Putin parla di un “nuovo ordine tecnologico”, ma il direttore del Servizio federale antimonopolio Igor Artemev sostiene che in periferia “non c’è nemmeno il capitalismo: c’è puro feudalesimo e nepotismo. Stiamo scivolando in una nuova Russia medievale”. E’ vero, dice Obukhov: c’è una capitale consumistica, con “i consumatori spinti verso i centri commerciali, le strade piastrellate, illuminate, con feste infinite. E poi c’è il resto del paese, che si tuffa nel medioevo. Oggi è chiaro come il Cremlino governerà un tale paese: noi, cittadini comuni, ci preoccuperemo della possibilità di una guerra nucleare e di un conflitto con l’Ucraina, ci angosceremo per l’oligarca Oleg Deripaska” – (le manovre angloamericane attorno al magnate dell’alluminio e i fondi pubblici russi per salvarne le imprese meritano una trattazione a parte). Per la catastrofe ucraina, ha detto ancora Obukhov, è interamente “responsabile l’attuale leadership russa e Putin personalmente: nel 2014, una volta riunita la Crimea, si doveva riunire anche la Novorossija. Di fatto, cogliamo oggi i frutti dell’indecisione di allora e dell’illusione di mettersi d’accordo con l’Occidente. Se si fosse consentito allora alle milizie di prendere Mariupol, la situazione nel mar d’Azov e nello stretto di Kerch sarebbe stata del tutto diversa”.

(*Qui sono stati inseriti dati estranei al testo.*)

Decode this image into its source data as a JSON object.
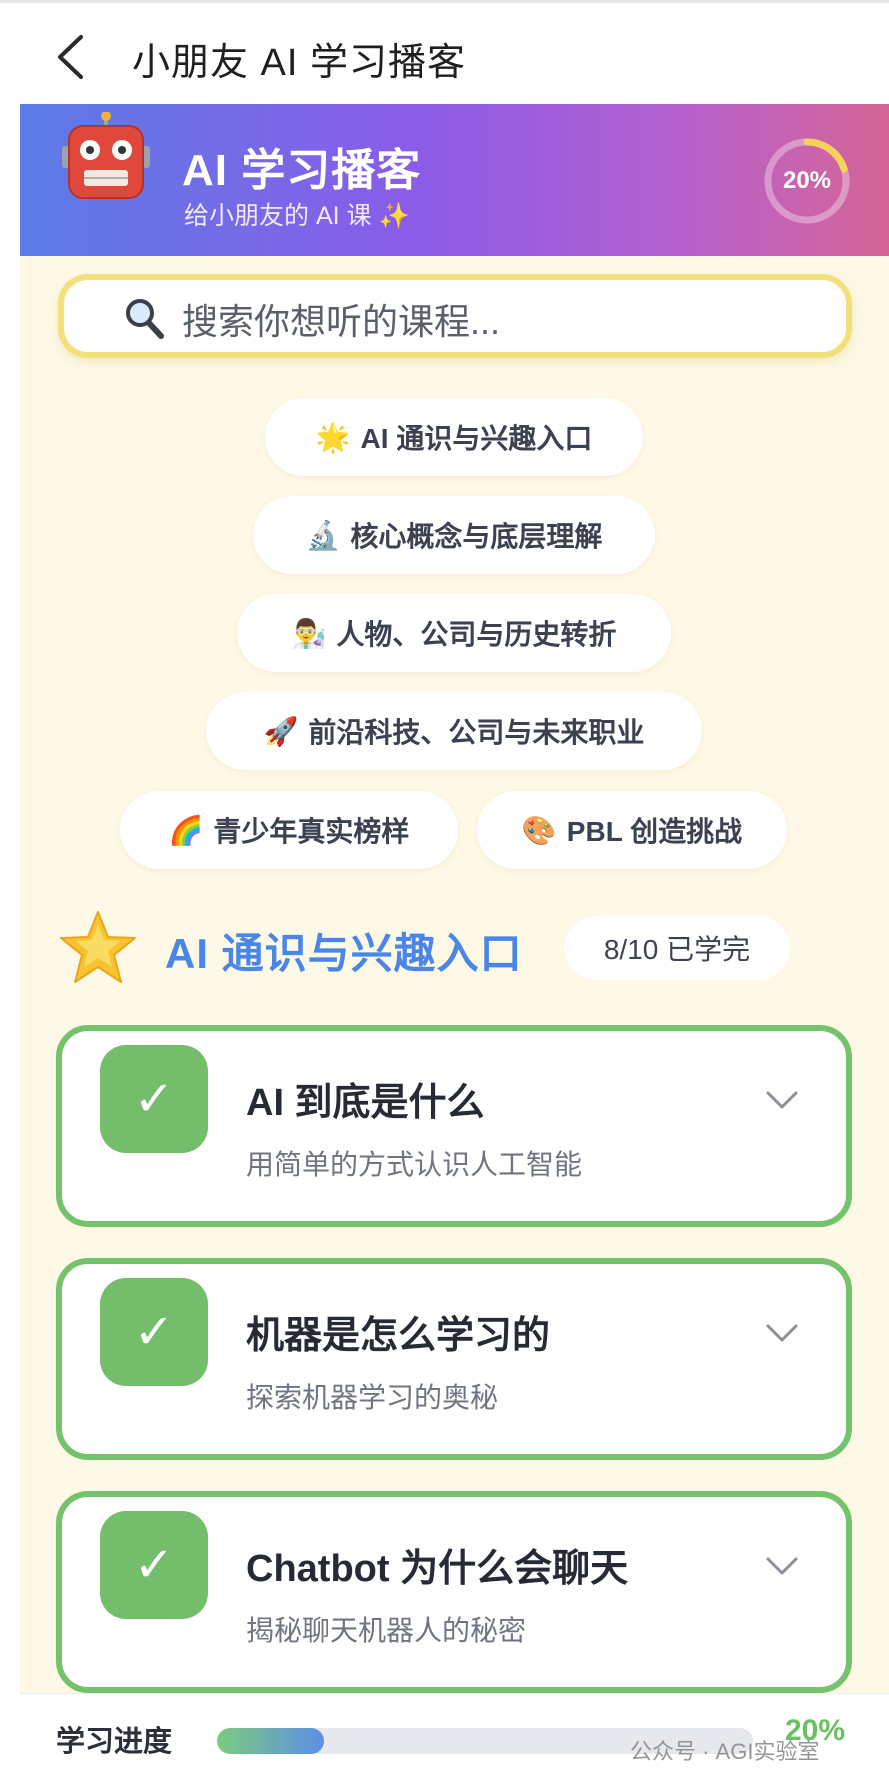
{
  "nav": {
    "title": "小朋友 AI 学习播客"
  },
  "hero": {
    "title": "AI 学习播客",
    "subtitle": "给小朋友的 AI 课",
    "sparkle": "✨",
    "progress_text": "20%",
    "progress": 0.2
  },
  "search": {
    "placeholder": "搜索你想听的课程..."
  },
  "categories": [
    {
      "icon": "🌟",
      "label": "AI 通识与兴趣入口"
    },
    {
      "icon": "🔬",
      "label": "核心概念与底层理解"
    },
    {
      "icon": "👨‍🔬",
      "label": "人物、公司与历史转折"
    },
    {
      "icon": "🚀",
      "label": "前沿科技、公司与未来职业"
    },
    {
      "icon": "🌈",
      "label": "青少年真实榜样"
    },
    {
      "icon": "🎨",
      "label": "PBL 创造挑战"
    }
  ],
  "section": {
    "icon": "🌟",
    "title": "AI 通识与兴趣入口",
    "badge": "8/10 已学完"
  },
  "lessons": [
    {
      "check": "✓",
      "title": "AI 到底是什么",
      "subtitle": "用简单的方式认识人工智能"
    },
    {
      "check": "✓",
      "title": "机器是怎么学习的",
      "subtitle": "探索机器学习的奥秘"
    },
    {
      "check": "✓",
      "title": "Chatbot 为什么会聊天",
      "subtitle": "揭秘聊天机器人的秘密"
    }
  ],
  "footer": {
    "label": "学习进度",
    "percent_text": "20%",
    "progress": 0.2,
    "watermark": "公众号 · AGI实验室"
  },
  "colors": {
    "accent_green": "#74c36c",
    "accent_blue": "#4a86e8",
    "search_border": "#f4df7d",
    "hero_start": "#5b7ce6",
    "hero_end": "#d66597"
  }
}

Poco diverso il commento del coordinatore del Fronte di sinistra, Sergej Udaltsov, che si dice soddisfatto che “finalmente Putin abbia definito con esattezza le proprie inclinazioni di classe. Di solito, cerca di rimanere nel vago, così che ognuno si illuda su di lui. Ora, ha detto al mondo intero che non considera possibile la restaurazione del socialismo in Russia. Ha stupito tutti per una profonda conoscenza economica, aggiungendo che invece del socialismo, bisogna trattare equamente coloro che vivono al di sotto della soglia di povertà”. Finora, alcuni nostri concittadini con idee socialiste, ha detto Udaltsov, “continuavano a credere che Putin prima o poi avrebbe calato la maschera liberale e si sarebbe indirizzato verso i tradizionali sentimenti di sinistra. Ci sono tali visionari nelle nostre organizzazioni dell’opposizione di sinistra. Ora Putin ha ammesso pubblicamente di non condividere il socialismo e che si atterrà ai precetti dei classici del capitalismo e dei Chubais nostrani.

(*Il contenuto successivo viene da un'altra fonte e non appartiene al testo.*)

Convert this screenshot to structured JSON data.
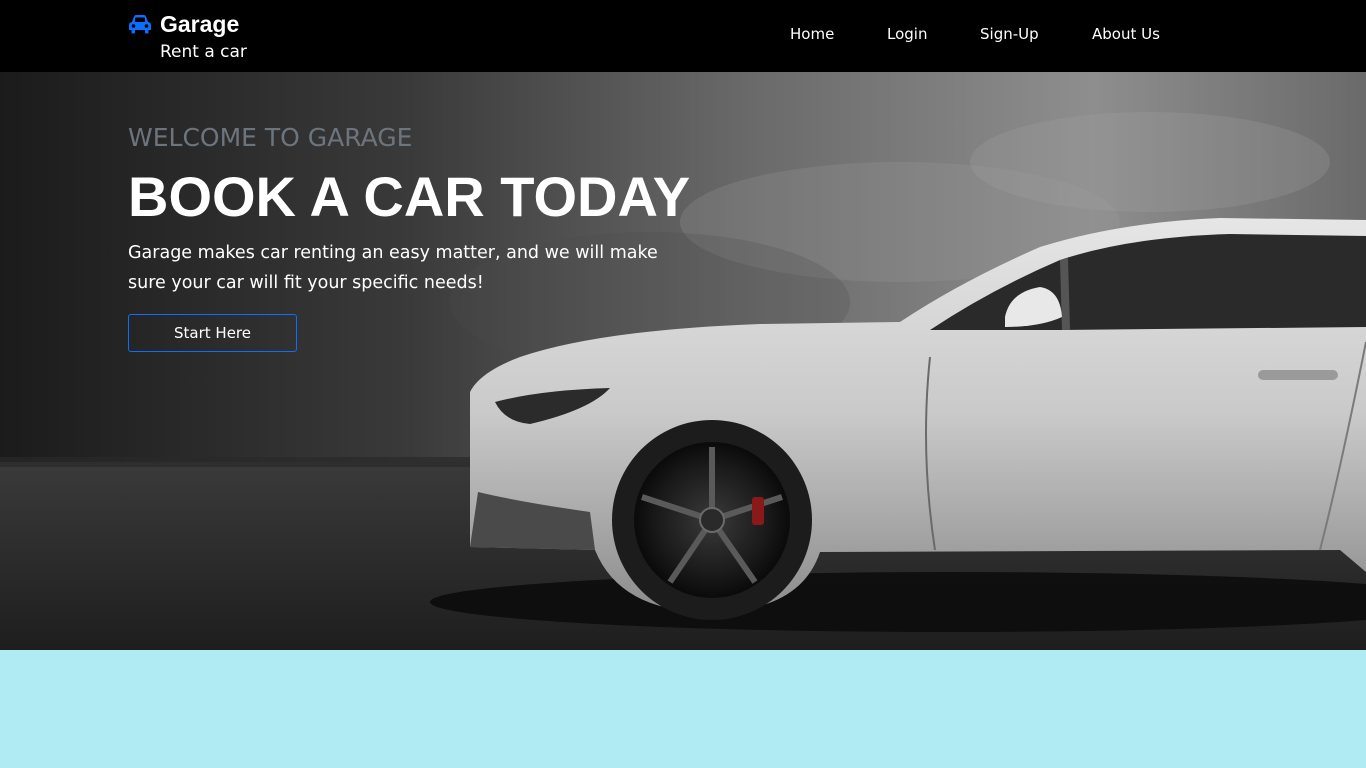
{
  "navbar": {
    "brand_name": "Garage",
    "brand_tagline": "Rent a car",
    "brand_icon": "car-icon",
    "brand_icon_color": "#0d6efd",
    "links": [
      {
        "label": "Home"
      },
      {
        "label": "Login"
      },
      {
        "label": "Sign-Up"
      },
      {
        "label": "About Us"
      }
    ]
  },
  "hero": {
    "welcome": "WELCOME TO GARAGE",
    "headline": "BOOK A CAR TODAY",
    "lead": "Garage makes car renting an easy matter, and we will make sure your car will fit your specific needs!",
    "button_label": "Start Here",
    "button_border_color": "#0d6efd",
    "image": "white-sports-car-photo"
  },
  "colors": {
    "navbar_bg": "#000000",
    "lower_section_bg": "#b0ebf4",
    "welcome_text": "#6c757d"
  }
}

Secondo la sua visione, la “giustizia sociale non è lo sradicamento della povertà e della miseria, ma “un trattamento equo delle persone che vivono al di sotto della soglia di povertà”. E’ evidente che Putin è “sempre più apertamente in contrasto con la maggioranza dei russi e, come la storia ci insegna, il potere che entra in conflitto con gli interessi della gente è destinato al fallimento. L’unica incognita sono i tempi. Proprio in questi giorni, il sondaggio del Centro Levada ha mostrato come il numero di cittadini che si rammaricano per il crollo dell’URSS abbia raggiunto il massimo degli ultimi 15 anni: il 66%. Dunque” ha concluso Udaltsov, “ricordiamo questo giorno: 20 dicembre 2018, quando Putin ha finalmente messo da parte i sostenitori del socialismo, che sono davvero tanti in Russia. Ora nessuno ha il diritto di nutrire illusioni su una possibile “svolta a sinistra” di Putin. Dopo il 20 dicembre, chiunque si definisca sostenitore del socialismo e sostenga Putin deve decidere: o per il socialismo, o per Putin. Perché queste, come ci ha spiegato lo stesso presidente, sono due categorie incompatibili”.

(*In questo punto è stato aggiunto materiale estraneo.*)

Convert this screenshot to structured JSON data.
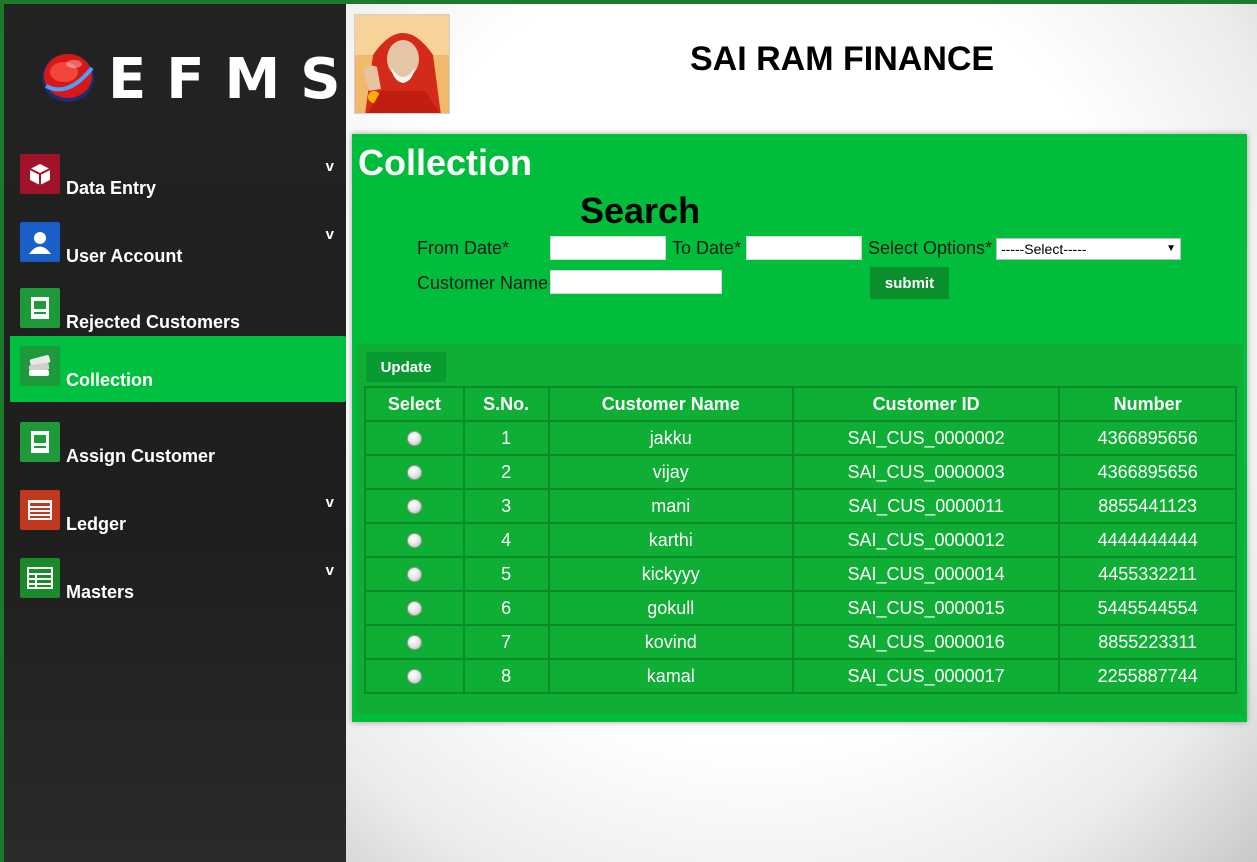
{
  "brand": {
    "logo_text": "EFMS",
    "app_title": "SAI RAM FINANCE"
  },
  "sidebar": {
    "items": [
      {
        "label": "Data Entry",
        "icon": "box-icon",
        "icon_color": "#a0142a",
        "chevron": "v",
        "active": false
      },
      {
        "label": "User Account",
        "icon": "user-icon",
        "icon_color": "#1a5fc8",
        "chevron": "v",
        "active": false
      },
      {
        "label": "Rejected Customers",
        "icon": "document-icon",
        "icon_color": "#1e9a3a",
        "chevron": "",
        "active": false
      },
      {
        "label": "Collection",
        "icon": "money-icon",
        "icon_color": "#1e9a3a",
        "chevron": "",
        "active": true
      },
      {
        "label": "Assign Customer",
        "icon": "document-icon",
        "icon_color": "#1e9a3a",
        "chevron": "",
        "active": false
      },
      {
        "label": "Ledger",
        "icon": "ledger-icon",
        "icon_color": "#c0391e",
        "chevron": "v",
        "active": false
      },
      {
        "label": "Masters",
        "icon": "table-icon",
        "icon_color": "#1a8a2a",
        "chevron": "v",
        "active": false
      }
    ]
  },
  "main": {
    "section_title": "Collection",
    "search": {
      "title": "Search",
      "from_date_label": "From Date*",
      "from_date_value": "",
      "to_date_label": "To Date*",
      "to_date_value": "",
      "select_options_label": "Select Options*",
      "select_options_value": "-----Select-----",
      "customer_name_label": "Customer Name",
      "customer_name_value": "",
      "submit_label": "submit"
    },
    "update_label": "Update",
    "table": {
      "headers": [
        "Select",
        "S.No.",
        "Customer Name",
        "Customer ID",
        "Number"
      ],
      "rows": [
        {
          "sno": "1",
          "name": "jakku",
          "id": "SAI_CUS_0000002",
          "number": "4366895656"
        },
        {
          "sno": "2",
          "name": "vijay",
          "id": "SAI_CUS_0000003",
          "number": "4366895656"
        },
        {
          "sno": "3",
          "name": "mani",
          "id": "SAI_CUS_0000011",
          "number": "8855441123"
        },
        {
          "sno": "4",
          "name": "karthi",
          "id": "SAI_CUS_0000012",
          "number": "4444444444"
        },
        {
          "sno": "5",
          "name": "kickyyy",
          "id": "SAI_CUS_0000014",
          "number": "4455332211"
        },
        {
          "sno": "6",
          "name": "gokull",
          "id": "SAI_CUS_0000015",
          "number": "5445544554"
        },
        {
          "sno": "7",
          "name": "kovind",
          "id": "SAI_CUS_0000016",
          "number": "8855223311"
        },
        {
          "sno": "8",
          "name": "kamal",
          "id": "SAI_CUS_0000017",
          "number": "2255887744"
        }
      ]
    }
  },
  "colors": {
    "panel_green": "#00bd3b",
    "active_nav": "#00c040",
    "table_green": "#0fae35",
    "button_green": "#0a8f2c"
  }
}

Se, come tesi, l’atteggiamento popolare nei confronti dell’URSS è stato rappresentato, lo scorso 21 dicembre, dall’autentica montagna di fiori sulla tomba di Stalin, in occasione del 139° anniversario della nascita; mentre quello della leadership, come antitesi, dalla presenza di Putin all’inaugurazione del monumento a Aleksandr Solzhenitsin e dalla moneta che la zecca gli ha dedicato; allora la sintesi è data dall’atteggiamento nei confronti di Anatolij Chubajs, che simboleggia tra la gente le privatizzazioni predatorie eltsiniane ed è visto oggi come l’eminenza grigia di un potere politico al servizio degli oligarchi.